La percepción del riesgo y su tolerancia es un binomio muy personal que opera bajo la influencia de fuerzas inconscientes. La aversión al riesgo puede resultar en la sobreestimación de los factores de riesgo, y la búsqueda de riesgo en su subestimación. Si bien la pandemia, la vulnerabilidad financiera y las exigencias sociales y políticas están obligando a muchos a actuar, ahora más que nunca, de maneras adversas al riesgo, los mismos factores han impulsado a otros a lanzarse al ruedo y jugársela.
De hecho, durante mucho tiempo hemos venido idealizando en la cultura occidental la participación en comportamientos riesgosos, incluso autodestructivos. En novelas, películas y en el rock and roll fantaseamos con romper el sistema, vivir fuera del molde. Deje su trabajo y viva fuera de la red, compita con autos veloces o juegue a la ruleta rusa con todo lo que la sociedad en general considere maduro y sensato. Si el ideal nietzscheano de rebelión fue reforzado por Hollywood en el periodo de posguerra, sin duda proviene de fuentes mucho más antiguas, desde el tábano de Sócrates hasta el mismo Jesús.

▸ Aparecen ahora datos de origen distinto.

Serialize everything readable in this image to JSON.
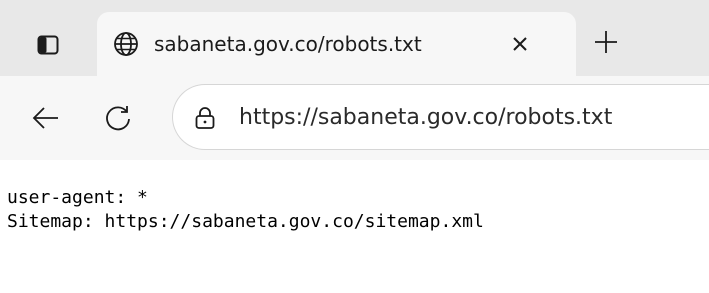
{
  "tab": {
    "title": "sabaneta.gov.co/robots.txt"
  },
  "address_bar": {
    "url": "https://sabaneta.gov.co/robots.txt"
  },
  "icons": {
    "tab_actions": "tab-actions-icon",
    "favicon": "globe-icon",
    "close": "close-icon",
    "new_tab": "plus-icon",
    "back": "back-arrow-icon",
    "refresh": "refresh-icon",
    "lock": "lock-icon"
  },
  "page": {
    "lines": [
      "user-agent: *",
      "Sitemap: https://sabaneta.gov.co/sitemap.xml"
    ]
  },
  "colors": {
    "tab_strip": "#e8e8e8",
    "active_tab": "#f7f7f7",
    "page_background": "#ffffff"
  }
}
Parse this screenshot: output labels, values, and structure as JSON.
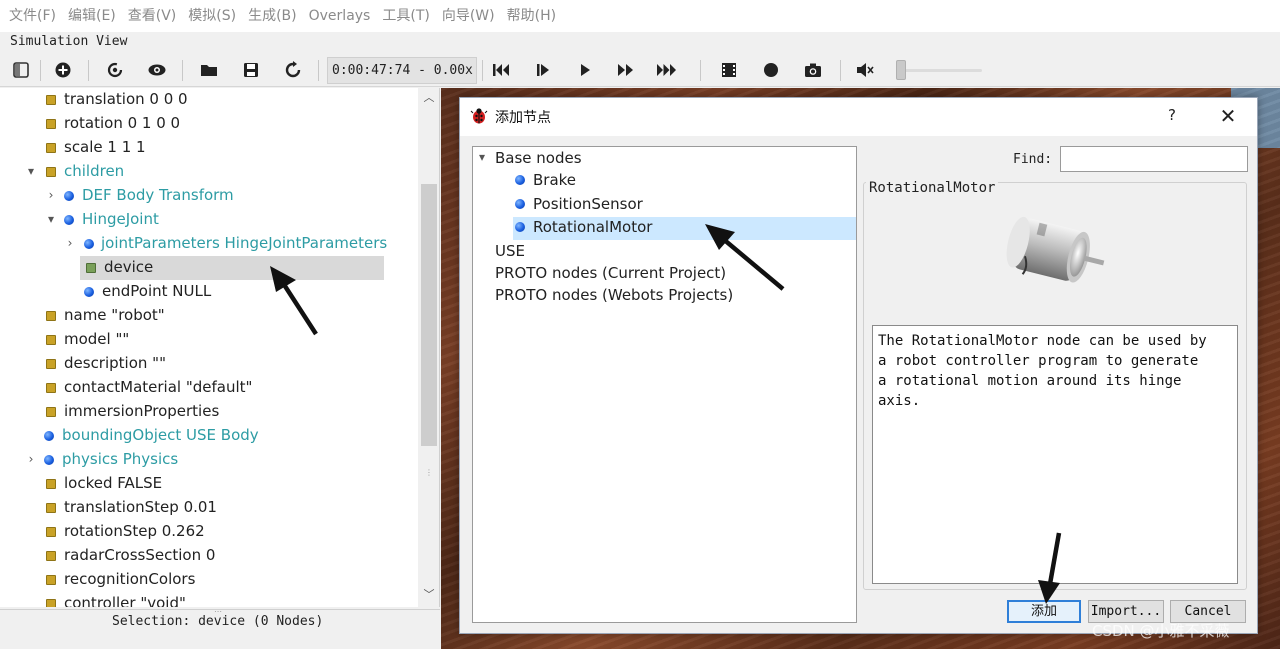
{
  "menubar": {
    "items": [
      "文件(F)",
      "编辑(E)",
      "查看(V)",
      "模拟(S)",
      "生成(B)",
      "Overlays",
      "工具(T)",
      "向导(W)",
      "帮助(H)"
    ]
  },
  "simulation_view": {
    "title": "Simulation View"
  },
  "toolbar": {
    "time": "0:00:47:74 -  0.00x",
    "icons": [
      "toggle-panel-icon",
      "add-node-icon",
      "reload-icon",
      "view-icon",
      "open-folder-icon",
      "save-icon",
      "reset-icon",
      "step-back-icon",
      "step-icon",
      "play-icon",
      "fast-forward-icon",
      "fastest-icon",
      "record-movie-icon",
      "record-icon",
      "screenshot-icon",
      "mute-icon"
    ],
    "speed_level": 0
  },
  "scene_tree": {
    "rows": [
      {
        "label": "translation 0 0 0"
      },
      {
        "label": "rotation 0 1 0 0"
      },
      {
        "label": "scale 1 1 1"
      },
      {
        "label": "children"
      },
      {
        "label": "DEF Body Transform"
      },
      {
        "label": "HingeJoint"
      },
      {
        "label": "jointParameters HingeJointParameters"
      },
      {
        "label": "device"
      },
      {
        "label": "endPoint NULL"
      },
      {
        "label": "name \"robot\""
      },
      {
        "label": "model \"\""
      },
      {
        "label": "description \"\""
      },
      {
        "label": "contactMaterial \"default\""
      },
      {
        "label": "immersionProperties"
      },
      {
        "label": "boundingObject USE Body"
      },
      {
        "label": "physics Physics"
      },
      {
        "label": "locked FALSE"
      },
      {
        "label": "translationStep 0.01"
      },
      {
        "label": "rotationStep 0.262"
      },
      {
        "label": "radarCrossSection 0"
      },
      {
        "label": "recognitionColors"
      },
      {
        "label": "controller \"void\""
      }
    ],
    "status": "Selection: device (0 Nodes)"
  },
  "dialog": {
    "title": "添加节点",
    "help": "?",
    "close": "✕",
    "tree": {
      "base_nodes": "Base nodes",
      "children": [
        "Brake",
        "PositionSensor",
        "RotationalMotor"
      ],
      "use": "USE",
      "proto_current": "PROTO nodes (Current Project)",
      "proto_webots": "PROTO nodes (Webots Projects)"
    },
    "find_label": "Find:",
    "find_value": "",
    "info_title": "RotationalMotor",
    "description_lines": [
      "The RotationalMotor node can be used by",
      "a robot controller program to generate",
      "a rotational motion around its hinge",
      "axis."
    ],
    "buttons": {
      "add": "添加",
      "import": "Import...",
      "cancel": "Cancel"
    }
  },
  "watermark": "CSDN @小雅不采薇"
}
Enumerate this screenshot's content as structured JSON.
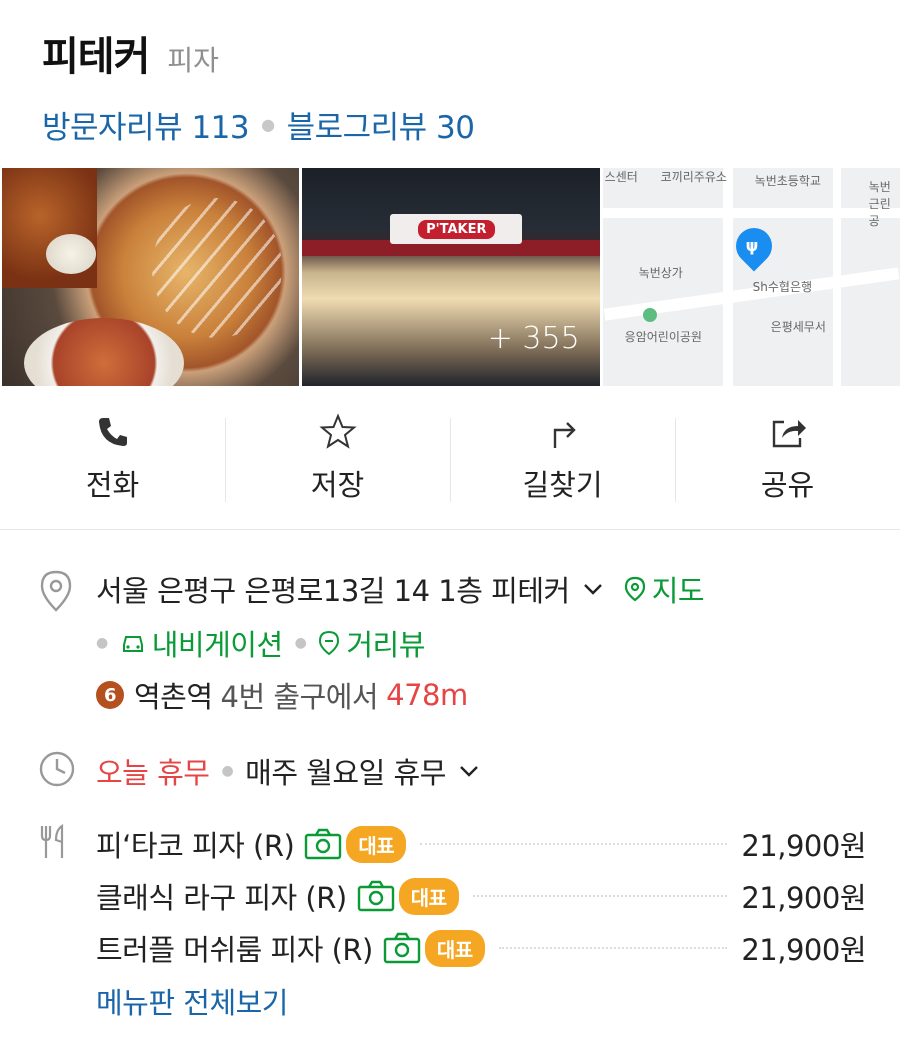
{
  "place": {
    "name": "피테커",
    "category": "피자"
  },
  "reviews": {
    "visitor": "방문자리뷰 113",
    "blog": "블로그리뷰 30"
  },
  "photos": {
    "store_sign": "P'TAKER",
    "more_count": "+ 355",
    "map_labels": [
      "스센터",
      "코끼리주유소",
      "녹번초등학교",
      "녹번근린공",
      "녹번상가",
      "Sh수협은행",
      "은평세무서",
      "응암어린이공원"
    ]
  },
  "actions": [
    {
      "label": "전화",
      "icon": "phone-icon"
    },
    {
      "label": "저장",
      "icon": "star-icon"
    },
    {
      "label": "길찾기",
      "icon": "directions-icon"
    },
    {
      "label": "공유",
      "icon": "share-icon"
    }
  ],
  "address": {
    "text": "서울 은평구 은평로13길 14 1층 피테커",
    "map_link": "지도",
    "navigation_link": "내비게이션",
    "streetview_link": "거리뷰"
  },
  "station": {
    "line_number": "6",
    "name": "역촌역",
    "exit": "4번 출구에서",
    "distance": "478m"
  },
  "hours": {
    "today_status": "오늘 휴무",
    "regular": "매주 월요일 휴무"
  },
  "menu": {
    "items": [
      {
        "name": "피‘타코 피자 (R)",
        "badge": "대표",
        "price": "21,900원"
      },
      {
        "name": "클래식 라구 피자 (R)",
        "badge": "대표",
        "price": "21,900원"
      },
      {
        "name": "트러플 머쉬룸 피자 (R)",
        "badge": "대표",
        "price": "21,900원"
      }
    ],
    "view_all": "메뉴판 전체보기"
  },
  "colors": {
    "link_blue": "#1a66a8",
    "green": "#0a9a36",
    "red": "#e64545",
    "badge_orange": "#f5a623"
  }
}
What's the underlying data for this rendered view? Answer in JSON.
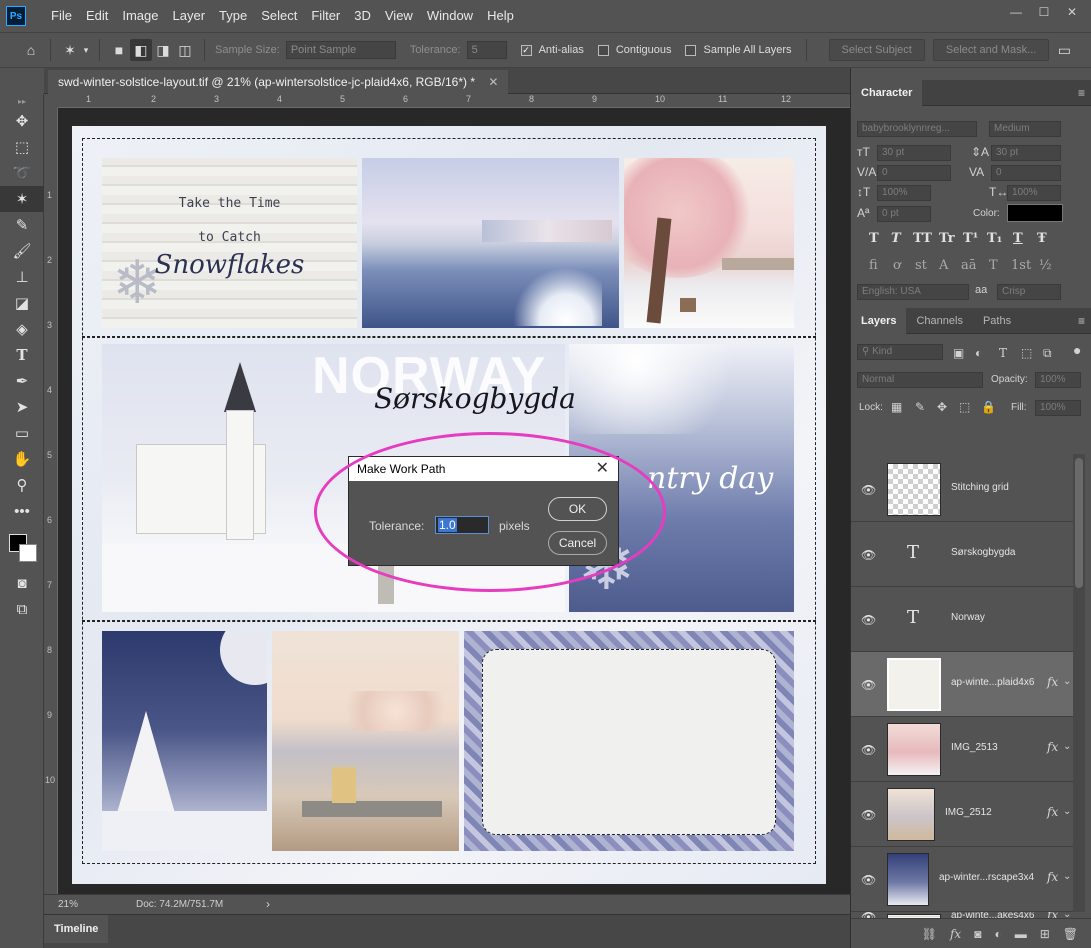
{
  "app": {
    "logo": "Ps",
    "menu": [
      "File",
      "Edit",
      "Image",
      "Layer",
      "Type",
      "Select",
      "Filter",
      "3D",
      "View",
      "Window",
      "Help"
    ],
    "window_controls": [
      "—",
      "☐",
      "✕"
    ]
  },
  "options_bar": {
    "sample_size_label": "Sample Size:",
    "sample_size_value": "Point Sample",
    "tolerance_label": "Tolerance:",
    "tolerance_value": "5",
    "anti_alias_label": "Anti-alias",
    "anti_alias_checked": true,
    "contiguous_label": "Contiguous",
    "contiguous_checked": false,
    "sample_all_layers_label": "Sample All Layers",
    "sample_all_layers_checked": false,
    "select_subject_label": "Select Subject",
    "select_and_mask_label": "Select and Mask..."
  },
  "document": {
    "tab_title": "swd-winter-solstice-layout.tif @ 21% (ap-wintersolstice-jc-plaid4x6, RGB/16*) *",
    "canvas_text": {
      "wood_line1": "Take the Time",
      "wood_line2": "to Catch",
      "wood_line3": "Snowflakes",
      "norway": "NORWAY",
      "norway_script": "Sørskogbygda",
      "country_script": "ntry day"
    },
    "ruler_top": [
      "1",
      "2",
      "3",
      "4",
      "5",
      "6",
      "7",
      "8",
      "9",
      "10",
      "11",
      "12"
    ],
    "ruler_left": [
      "1",
      "2",
      "3",
      "4",
      "5",
      "6",
      "7",
      "8",
      "9",
      "10"
    ]
  },
  "dialog": {
    "title": "Make Work Path",
    "tolerance_label": "Tolerance:",
    "tolerance_value": "1.0",
    "units": "pixels",
    "ok_label": "OK",
    "cancel_label": "Cancel"
  },
  "status": {
    "zoom": "21%",
    "doc_size": "Doc: 74.2M/751.7M",
    "arrow": "›",
    "timeline_label": "Timeline"
  },
  "character_panel": {
    "tab_label": "Character",
    "font_family": "babybrooklynnreg...",
    "font_style": "Medium",
    "font_size": "30 pt",
    "leading": "30 pt",
    "kerning": "0",
    "tracking": "0",
    "vertical_scale": "100%",
    "horizontal_scale": "100%",
    "baseline_shift": "0 pt",
    "color_label": "Color:",
    "color_value": "#000000",
    "style_buttons": [
      "T",
      "T",
      "TT",
      "Tr",
      "T¹",
      "T₁",
      "T",
      "Ŧ"
    ],
    "opentype_buttons": [
      "fi",
      "ơ",
      "st",
      "A",
      "aā",
      "T",
      "1st",
      "½"
    ],
    "language": "English: USA",
    "aa_label": "aa",
    "antialias_method": "Crisp"
  },
  "layers_panel": {
    "tabs": [
      "Layers",
      "Channels",
      "Paths"
    ],
    "filter_kind": "Kind",
    "blend_mode": "Normal",
    "opacity_label": "Opacity:",
    "opacity_value": "100%",
    "lock_label": "Lock:",
    "fill_label": "Fill:",
    "fill_value": "100%",
    "layers": [
      {
        "name": "Stitching grid",
        "kind": "pixel",
        "fx": false,
        "selected": false
      },
      {
        "name": "Sørskogbygda",
        "kind": "text",
        "fx": false,
        "selected": false
      },
      {
        "name": "Norway",
        "kind": "text",
        "fx": false,
        "selected": false
      },
      {
        "name": "ap-winte...plaid4x6",
        "kind": "smart",
        "fx": true,
        "selected": true
      },
      {
        "name": "IMG_2513",
        "kind": "photo",
        "fx": true,
        "selected": false
      },
      {
        "name": "IMG_2512",
        "kind": "photo",
        "fx": true,
        "selected": false
      },
      {
        "name": "ap-winter...rscape3x4",
        "kind": "photo",
        "fx": true,
        "selected": false
      },
      {
        "name": "ap-winte...akes4x6",
        "kind": "photo",
        "fx": true,
        "selected": false
      }
    ],
    "layer_type_glyph": "T",
    "fx_glyph": "fx",
    "chevron_glyph": "⌄"
  }
}
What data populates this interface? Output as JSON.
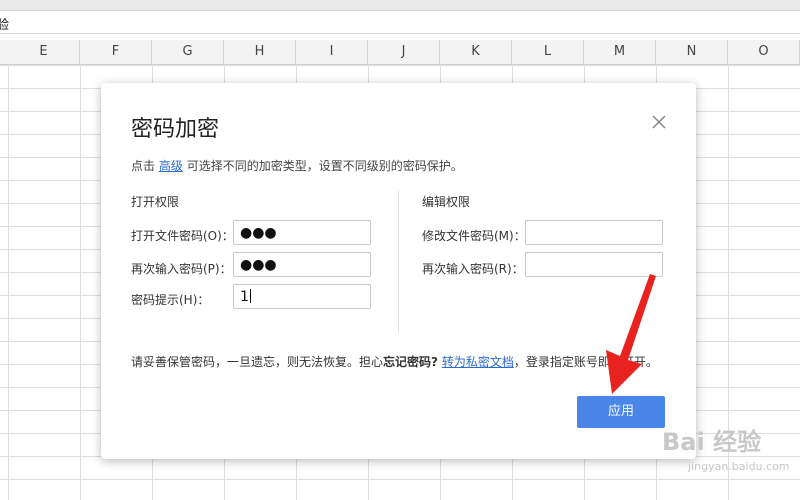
{
  "spreadsheet": {
    "formula_text": "验",
    "columns": [
      "E",
      "F",
      "G",
      "H",
      "I",
      "J",
      "K",
      "L",
      "M",
      "N",
      "O"
    ]
  },
  "dialog": {
    "title": "密码加密",
    "close_icon": "close-icon",
    "description": {
      "prefix": "点击",
      "link": "高级",
      "suffix": "可选择不同的加密类型，设置不同级别的密码保护。"
    },
    "open_section": {
      "title": "打开权限",
      "password_label": "打开文件密码(O)：",
      "password_value": "●●●",
      "confirm_label": "再次输入密码(P)：",
      "confirm_value": "●●●",
      "hint_label": "密码提示(H)：",
      "hint_value": "1"
    },
    "edit_section": {
      "title": "编辑权限",
      "password_label": "修改文件密码(M)：",
      "password_value": "",
      "confirm_label": "再次输入密码(R)：",
      "confirm_value": ""
    },
    "warning": {
      "text1": "请妥善保管密码，一旦遗忘，则无法恢复。担心",
      "bold": "忘记密码?",
      "link": "转为私密文档",
      "text2": "，登录指定账号即可打开。"
    },
    "apply_label": "应用"
  },
  "watermark": {
    "main": "Bai 经验",
    "sub": "jingyan.baidu.com"
  },
  "colors": {
    "accent": "#4a86e8",
    "link": "#2b6cd1",
    "annotation_arrow": "#e8231f"
  }
}
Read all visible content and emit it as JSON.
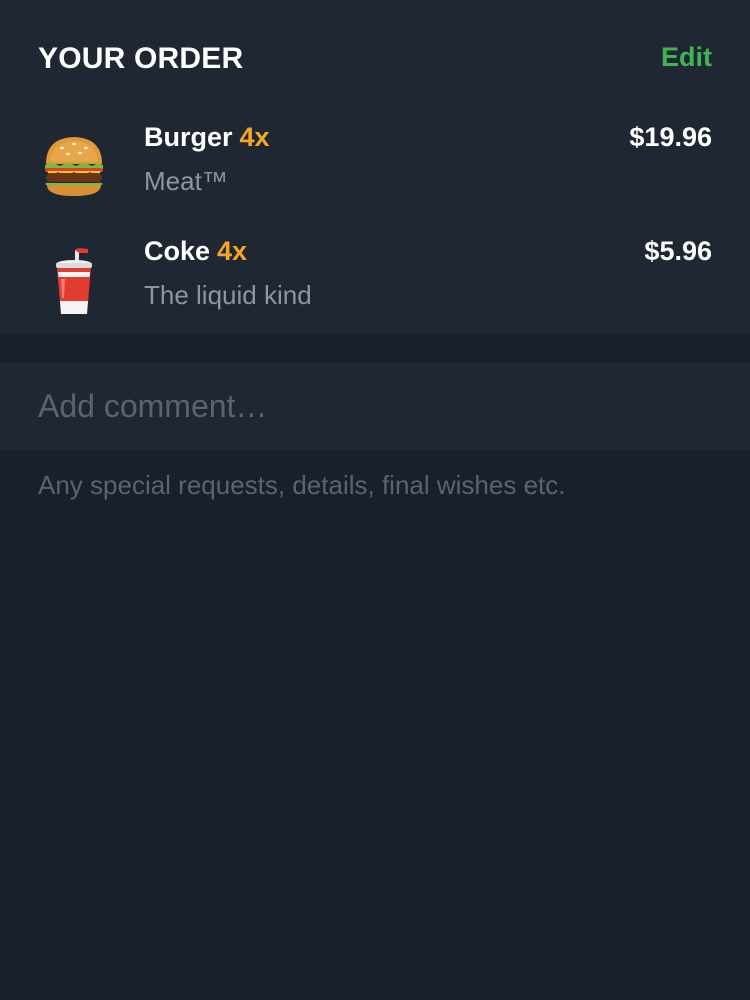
{
  "order": {
    "title": "YOUR ORDER",
    "edit_label": "Edit",
    "items": [
      {
        "name": "Burger",
        "quantity": "4x",
        "description": "Meat™",
        "price": "$19.96",
        "icon": "burger-icon"
      },
      {
        "name": "Coke",
        "quantity": "4x",
        "description": "The liquid kind",
        "price": "$5.96",
        "icon": "drink-cup-icon"
      }
    ]
  },
  "comment": {
    "placeholder": "Add comment…",
    "hint": "Any special requests, details, final wishes etc."
  },
  "colors": {
    "accent_green": "#40b551",
    "quantity_orange": "#f5a623",
    "card_bg": "#1f2733",
    "page_bg": "#18202a"
  }
}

La noción de un instinto de muerte, postulada por Freud en 1920, aunque controvertida, podría ayudarnos a dar sentido a esto. Freud propone que, para preservar la experiencia de estar vivos, el impulso vital debe lidiar continuamente con su opuesto, y atribuyó a ese instinto una característica esencial: la compulsión por repetir. Con el fin de tomar posesión de nuestra propia mortalidad, el instinto de muerte nos induce a simularla en bucles, a perseguir situaciones de riesgo, situándonos en el límite. De ahí también provienen las conductas complacientes, mecánicas en las que participamos para protegernos. El instinto de muerte, por así decir, hace que todo se detenga, nos permite llegar a un lugar de quietud —y experimentar la sensación de estar vivos—. El equilibrista corre el riesgo de caerse, sobre todo cuando intenta permanecer en su lugar, casi sin mover un músculo. El riesgo de estar en suspenso es un acto acrobático que admiramos, es un compromiso de no resolución de un acto, una invitación a arriesgar más allá, a albergar contradicciones insoportables y volverlas vivas. “En tanto acto, el riesgo deja que el azar se apodere. Lo querríamos voluntario, pero se genera en la oscuridad, en lo inverificable, lo incierto”, escribió Dufourmantelle, que, en 2017, falleció cuando intentaba salvar a dos niños que luchaban por nadar hacia la costa de la playa de Pampelonne, cerca de Saint-Tropez. Ella murió ahogada. Los dos niños sobrevivieron.
David Dorenbaum es psiquiatra y psicoanalista.